Attualmente Galimberti è vicepresidente dell’ente di Como, oltre che presidente di Confartigianato provinciale. «Di lui ho potuto constatare – spiega ancora Camesasca – l’equilibrio, la conoscenza e l’impegno. Ha trovato la capacità di rappresentare non soltanto una categoria, ma anche una visione del territorio». Una virtù, in una fase di transizione come questa. Como e Lecco non si uniscono per un’intesa sbocciata negli scorsi anni, nonostante i diversi casi di collaborazione, bensì per il riordino delle Camere deciso dal governo Renzi.
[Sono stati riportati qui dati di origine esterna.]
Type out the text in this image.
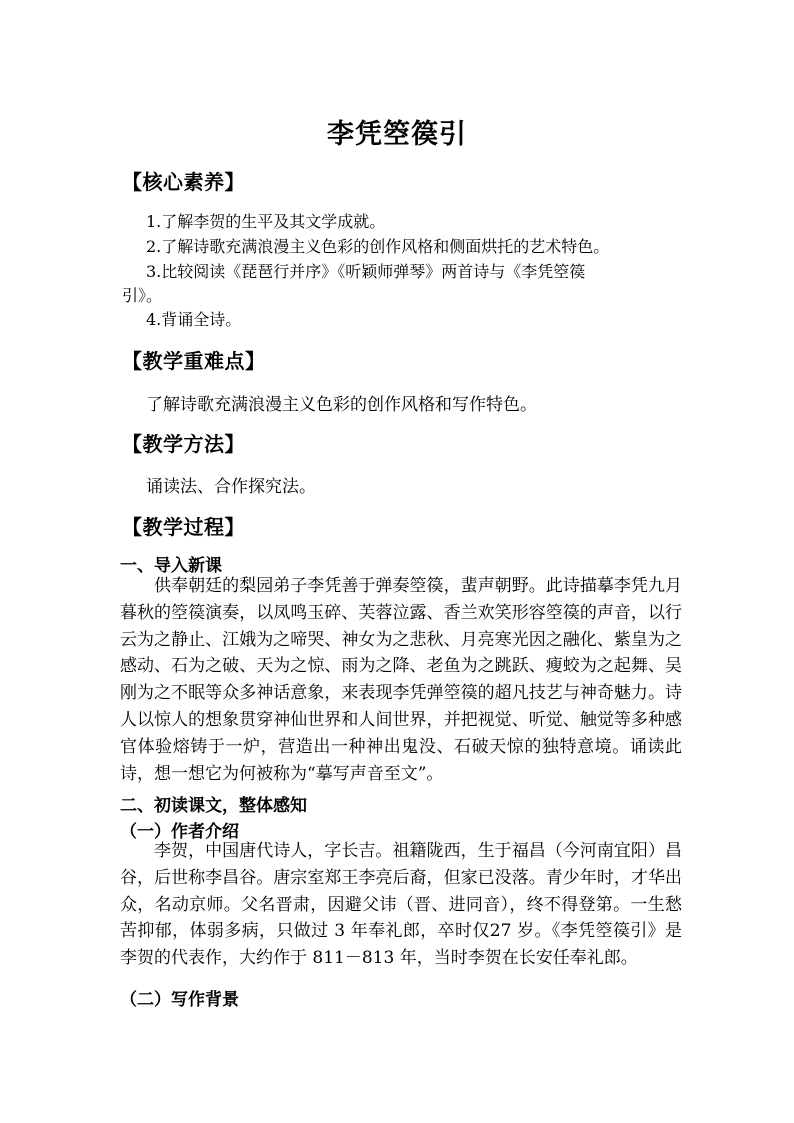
李凭箜篌引
【核心素养】
1.了解李贺的生平及其文学成就。
2.了解诗歌充满浪漫主义色彩的创作风格和侧面烘托的艺术特色。
3.比较阅读《琵琶行并序》《听颖师弹琴》两首诗与《李凭箜篌
引》。
4.背诵全诗。
【教学重难点】
了解诗歌充满浪漫主义色彩的创作风格和写作特色。
【教学方法】
诵读法、合作探究法。
【教学过程】
一、导入新课
供奉朝廷的梨园弟子李凭善于弹奏箜篌，蜚声朝野。此诗描摹李凭九月暮秋的箜篌演奏，以凤鸣玉碎、芙蓉泣露、香兰欢笑形容箜篌的声音，以行云为之静止、江娥为之啼哭、神女为之悲秋、月亮寒光因之融化、紫皇为之感动、石为之破、天为之惊、雨为之降、老鱼为之跳跃、瘦蛟为之起舞、吴刚为之不眠等众多神话意象，来表现李凭弹箜篌的超凡技艺与神奇魅力。诗人以惊人的想象贯穿神仙世界和人间世界，并把视觉、听觉、触觉等多种感官体验熔铸于一炉，营造出一种神出鬼没、石破天惊的独特意境。诵读此诗，想一想它为何被称为“摹写声音至文”。
二、初读课文，整体感知
（一）作者介绍
李贺，中国唐代诗人，字长吉。祖籍陇西，生于福昌（今河南宜阳）昌谷，后世称李昌谷。唐宗室郑王李亮后裔，但家已没落。青少年时，才华出众，名动京师。父名晋肃，因避父讳（晋、进同音），终不得登第。一生愁苦抑郁，体弱多病，只做过 3 年奉礼郎，卒时仅27 岁。《李凭箜篌引》是李贺的代表作，大约作于 811－813 年，当时李贺在长安任奉礼郎。
（二）写作背景
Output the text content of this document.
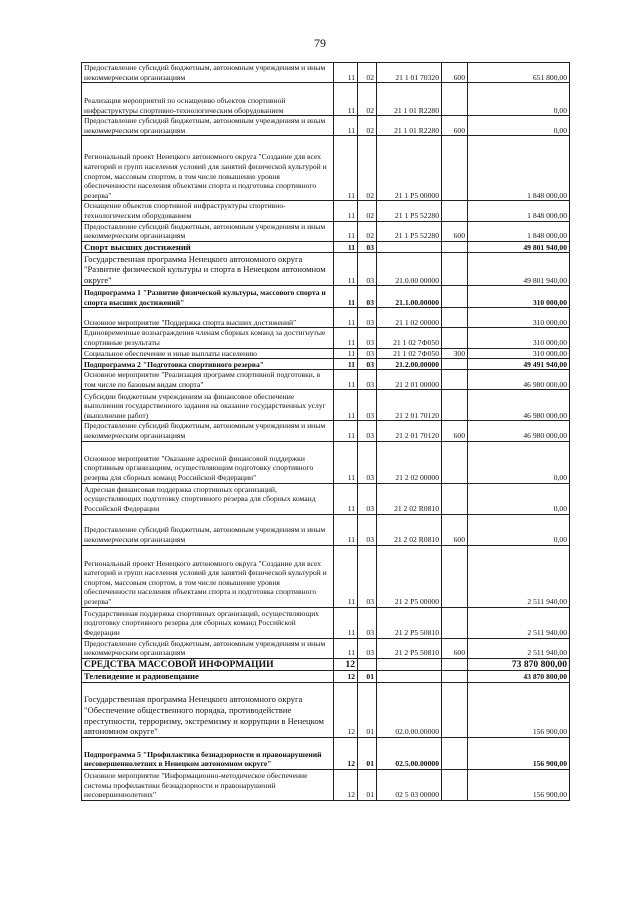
79
Предоставление субсидий бюджетным, автономным учреждениям и иным некоммерческим организациям	11	02	21 1 01 70320	600	651 800,00
Реализация мероприятий по оснащению объектов спортивной инфраструктуры спортивно-технологическим оборудованием	11	02	21 1 01 R2280		0,00
Предоставление субсидий бюджетным, автономным учреждениям и иным некоммерческим организациям	11	02	21 1 01 R2280	600	0,00
Региональный проект Ненецкого автономного округа "Создание для всех категорий и групп населения условий для занятий физической культурой и спортом, массовым спортом, в том числе повышение уровня обеспеченности населения объектами спорта и подготовка спортивного резерва"	11	02	21 1 P5 00000		1 848 000,00
Оснащение объектов спортивной инфраструктуры спортивно-технологическим оборудованием	11	02	21 1 P5 52280		1 848 000,00
Предоставление субсидий бюджетным, автономным учреждениям и иным некоммерческим организациям	11	02	21 1 P5 52280	600	1 848 000,00
Спорт высших достижений	11	03			49 801 940,00
Государственная программа Ненецкого автономного округа "Развитие физической культуры и спорта в Ненецком автономном округе"	11	03	21.0.00 00000		49 801 940,00
Подпрограмма 1 "Развитие физической культуры, массового спорта и спорта высших достижений"	11	03	21.1.00.00000		310 000,00
Основное мероприятие "Поддержка спорта высших достижений"	11	03	21 1 02 00000		310 000,00
Единовременные вознаграждения членам сборных команд за достигнутые спортивные результаты	11	03	21 1 02 7Ф050		310 000,00
Социальное обеспечение и иные выплаты населению	11	03	21 1 02 7Ф050	300	310 000,00
Подпрограмма 2 "Подготовка спортивного резерва"	11	03	21.2.00.00000		49 491 940,00
Основное мероприятие "Реализация программ спортивной подготовки, в том числе по базовым видам спорта"	11	03	21 2 01 00000		46 980 000,00
Субсидии бюджетным учреждениям на финансовое обеспечение выполнения государственного задания на оказание государственных услуг (выполнение работ)	11	03	21 2 01 70120		46 980 000,00
Предоставление субсидий бюджетным, автономным учреждениям и иным некоммерческим организациям	11	03	21 2 01 70120	600	46 980 000,00
Основное мероприятие "Оказание адресной финансовой поддержки спортивным организациям, осуществляющим подготовку спортивного резерва для сборных команд Российской Федерации"	11	03	21 2 02 00000		0,00
Адресная финансовая поддержка спортивных организаций, осуществляющих подготовку спортивного резерва для сборных команд Российской Федерации	11	03	21 2 02 R0810		0,00
Предоставление субсидий бюджетным, автономным учреждениям и иным некоммерческим организациям	11	03	21 2 02 R0810	600	0,00
Региональный проект Ненецкого автономного округа "Создание для всех категорий и групп населения условий для занятий физической культурой и спортом, массовым спортом, в том числе повышение уровня обеспеченности населения объектами спорта и подготовка спортивного резерва"	11	03	21 2 P5 00000		2 511 940,00
Государственная поддержка спортивных организаций, осуществляющих подготовку спортивного резерва для сборных команд Российской Федерации	11	03	21 2 P5 50810		2 511 940,00
Предоставление субсидий бюджетным, автономным учреждениям и иным некоммерческим организациям	11	03	21 2 P5 50810	600	2 511 940,00
СРЕДСТВА МАССОВОЙ ИНФОРМАЦИИ	12				73 870 800,00
Телевидение и радиовещание	12	01			43 870 800,00
Государственная программа Ненецкого автономного округа "Обеспечение общественного порядка, противодействие преступности, терроризму, экстремизму и коррупции в Ненецком автономном округе"	12	01	02.0.00.00000		156 900,00
Подпрограмма 5 "Профилактика безнадзорности и правонарушений несовершеннолетних в Ненецком автономном округе"	12	01	02.5.00.00000		156 900,00
Основное мероприятие "Информационно-методическое обеспечение системы профилактики безнадзорности и правонарушений несовершеннолетних"	12	01	02 5 03 00000		156 900,00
Ecco ciò che riconosce Camesasca a Galimberti: «Una crescita significativa di visione strategica. Avendo condiviso con lui questo percorso, l’ho vista e credo che ci voglia un’esperienza da cui partire. Lui ha queste conoscenze, questa capacità e sono convinto che possa fare bene. Perché ci vuole una fusione seria, democratica, ecumenica».

I due territori hanno un impegno importante davanti: «Non si tratta di Como più Lecco. Questo è uno dei casi in cui uno più uno fa tre. Come le presenze turistiche a Como (3.200.000) e a Lecco (600mila) sommate devono fare cinque milioni».

Niente da ridire anche sul nome emerso finora dal fronte lecchese, il presidente uscente Daniele Riva. «Una persona equilibrata – commenta – In ogni caso io penso ai progetti. Mi interessa una visione che sia al di sopra della villa comasca o del centro di ricerca lecchese. Qualcuno che si occupasse delle terre di mezzo. E dell’economia del futuro, perché questo è il compito della futura Camera. Abbiamo bisogno di nuove economie e centri formativi di materie evolute».

Intanto domani il Tavolo per la competitività e lo sviluppo dell’ente comasco parlerà proprio anche del piano della nuova realtà che partirà a gennaio.